RESEARCH DESIGN AND METHODS
Seventeen patients with mild type 2 diabetes, 17 subjects with impaired glucose tolerance, and 14 matched control subjects participated in an oral glucose tolerance test (75 g) and a mixed meal challenge (820 kcal), both carried out over 240 min on separate occasions. Plasma levels of glucose, insulin, C-peptide, glucagon, triglycerides, free fatty acids (FFAs), gastric inhibitory polypeptide (GIP), and GLP-1 were determined.
GIP and GLP-1 levels increased significantly in both experiments (P < 0.0001). In patients with type 2 diabetes, the initial GIP response was exaggerated compared with control subjects after mixed meal (P < 0.001) but not after oral glucose ingestion (P = 0.98). GLP-1 levels were similar in all three groups in both experiments. GIP responses were 186 +/- 17% higher after mixed meal ingestion than after the oral glucose load (P < 0.0001), whereas GLP-1 levels were similar in both experiments. There was a strong negative association between fasting glucagon and integrated FFA levels and subsequent GLP-1 concentrations. In contrast, fasting FFA and integrated glucagon levels after glucose or meal ingestion and female sex were positively related to GLP-1 concentrations. Incretin levels were unrelated to measures of glucose control or insulin secretion.

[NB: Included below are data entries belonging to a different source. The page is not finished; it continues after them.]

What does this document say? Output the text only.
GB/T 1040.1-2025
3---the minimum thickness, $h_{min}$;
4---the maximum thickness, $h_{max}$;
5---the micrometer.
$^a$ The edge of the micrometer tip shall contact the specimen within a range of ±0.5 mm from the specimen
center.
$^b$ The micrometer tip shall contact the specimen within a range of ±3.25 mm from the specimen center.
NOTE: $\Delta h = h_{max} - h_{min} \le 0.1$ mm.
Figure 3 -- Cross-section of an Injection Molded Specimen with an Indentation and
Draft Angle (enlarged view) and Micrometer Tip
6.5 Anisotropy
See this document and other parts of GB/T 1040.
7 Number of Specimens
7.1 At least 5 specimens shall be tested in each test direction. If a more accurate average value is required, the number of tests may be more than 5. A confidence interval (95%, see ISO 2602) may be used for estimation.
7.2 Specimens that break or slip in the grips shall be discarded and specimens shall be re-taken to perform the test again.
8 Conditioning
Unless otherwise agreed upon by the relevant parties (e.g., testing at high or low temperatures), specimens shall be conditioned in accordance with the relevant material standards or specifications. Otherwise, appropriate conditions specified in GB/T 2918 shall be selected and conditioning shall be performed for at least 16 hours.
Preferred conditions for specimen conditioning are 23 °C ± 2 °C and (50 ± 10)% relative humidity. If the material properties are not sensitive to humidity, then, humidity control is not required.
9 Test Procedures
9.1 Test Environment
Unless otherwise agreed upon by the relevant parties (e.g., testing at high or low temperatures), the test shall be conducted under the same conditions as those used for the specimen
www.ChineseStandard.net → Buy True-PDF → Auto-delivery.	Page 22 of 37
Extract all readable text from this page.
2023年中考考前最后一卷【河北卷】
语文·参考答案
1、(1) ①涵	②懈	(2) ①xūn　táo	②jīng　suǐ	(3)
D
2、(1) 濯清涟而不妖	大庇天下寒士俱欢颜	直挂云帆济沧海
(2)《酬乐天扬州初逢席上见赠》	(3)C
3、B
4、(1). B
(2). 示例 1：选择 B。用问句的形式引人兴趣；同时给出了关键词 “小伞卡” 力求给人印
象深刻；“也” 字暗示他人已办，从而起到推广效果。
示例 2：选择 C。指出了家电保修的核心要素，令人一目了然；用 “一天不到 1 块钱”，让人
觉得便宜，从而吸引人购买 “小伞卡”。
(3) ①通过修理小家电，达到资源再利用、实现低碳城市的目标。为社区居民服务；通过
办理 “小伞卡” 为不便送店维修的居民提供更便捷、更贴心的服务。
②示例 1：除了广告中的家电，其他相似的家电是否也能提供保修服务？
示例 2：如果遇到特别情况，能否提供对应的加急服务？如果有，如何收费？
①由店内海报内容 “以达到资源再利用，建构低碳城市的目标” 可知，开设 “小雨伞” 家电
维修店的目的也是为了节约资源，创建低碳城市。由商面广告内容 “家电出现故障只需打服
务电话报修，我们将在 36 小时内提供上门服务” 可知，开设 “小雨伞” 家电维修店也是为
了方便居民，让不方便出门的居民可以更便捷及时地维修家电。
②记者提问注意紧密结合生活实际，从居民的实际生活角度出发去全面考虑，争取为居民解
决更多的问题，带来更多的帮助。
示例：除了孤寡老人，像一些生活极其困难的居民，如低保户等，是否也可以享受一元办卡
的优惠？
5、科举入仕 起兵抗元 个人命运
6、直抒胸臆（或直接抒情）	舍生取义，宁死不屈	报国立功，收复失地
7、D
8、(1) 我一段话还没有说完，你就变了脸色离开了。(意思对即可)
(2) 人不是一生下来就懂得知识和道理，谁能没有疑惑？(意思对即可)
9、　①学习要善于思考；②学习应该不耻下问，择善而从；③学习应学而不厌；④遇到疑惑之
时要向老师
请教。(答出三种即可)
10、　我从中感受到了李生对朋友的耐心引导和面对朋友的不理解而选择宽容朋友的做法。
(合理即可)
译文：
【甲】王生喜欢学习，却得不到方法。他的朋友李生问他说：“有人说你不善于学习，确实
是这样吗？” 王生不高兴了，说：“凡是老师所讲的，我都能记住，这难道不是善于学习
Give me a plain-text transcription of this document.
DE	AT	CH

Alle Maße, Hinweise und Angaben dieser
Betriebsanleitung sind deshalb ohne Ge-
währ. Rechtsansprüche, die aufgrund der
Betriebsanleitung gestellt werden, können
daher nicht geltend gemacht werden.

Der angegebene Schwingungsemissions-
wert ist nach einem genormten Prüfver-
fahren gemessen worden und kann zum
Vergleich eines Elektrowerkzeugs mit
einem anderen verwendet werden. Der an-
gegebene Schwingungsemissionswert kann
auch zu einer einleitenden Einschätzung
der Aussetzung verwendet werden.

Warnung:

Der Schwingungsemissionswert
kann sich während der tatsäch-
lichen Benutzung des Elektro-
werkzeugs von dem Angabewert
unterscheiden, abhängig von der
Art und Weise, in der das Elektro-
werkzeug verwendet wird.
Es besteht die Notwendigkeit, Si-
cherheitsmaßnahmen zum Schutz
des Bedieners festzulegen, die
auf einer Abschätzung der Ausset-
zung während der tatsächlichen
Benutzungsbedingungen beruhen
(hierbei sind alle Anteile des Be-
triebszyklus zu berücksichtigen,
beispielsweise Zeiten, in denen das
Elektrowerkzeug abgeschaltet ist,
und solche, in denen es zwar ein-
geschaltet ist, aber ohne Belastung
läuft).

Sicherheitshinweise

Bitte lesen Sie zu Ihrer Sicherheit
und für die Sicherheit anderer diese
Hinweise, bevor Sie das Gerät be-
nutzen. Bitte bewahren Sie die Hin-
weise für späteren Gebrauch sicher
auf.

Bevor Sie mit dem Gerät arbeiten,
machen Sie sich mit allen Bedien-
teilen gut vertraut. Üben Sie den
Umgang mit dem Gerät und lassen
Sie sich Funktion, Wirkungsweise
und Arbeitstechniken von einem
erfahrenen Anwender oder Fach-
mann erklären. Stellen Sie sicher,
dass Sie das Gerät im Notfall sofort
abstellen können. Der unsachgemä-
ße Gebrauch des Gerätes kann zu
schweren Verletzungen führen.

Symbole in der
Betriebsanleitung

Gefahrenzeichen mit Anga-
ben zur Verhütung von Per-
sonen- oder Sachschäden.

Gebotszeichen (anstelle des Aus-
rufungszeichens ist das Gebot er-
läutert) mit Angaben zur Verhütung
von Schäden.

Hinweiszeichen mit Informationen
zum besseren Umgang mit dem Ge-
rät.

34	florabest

Deteriorations in glucose homeostasis can develop in the absence of any impairment in GIP or GLP-1 levels. This suggests that the defects in GLP-1 concentrations previously described in patients with long-standing type 2 diabetes are likely secondary to other hormonal and metabolic alterations, such as hyperglucagonemia. GIP and GLP-1 concentrations appear to be regulated by different factors and are independent of each other.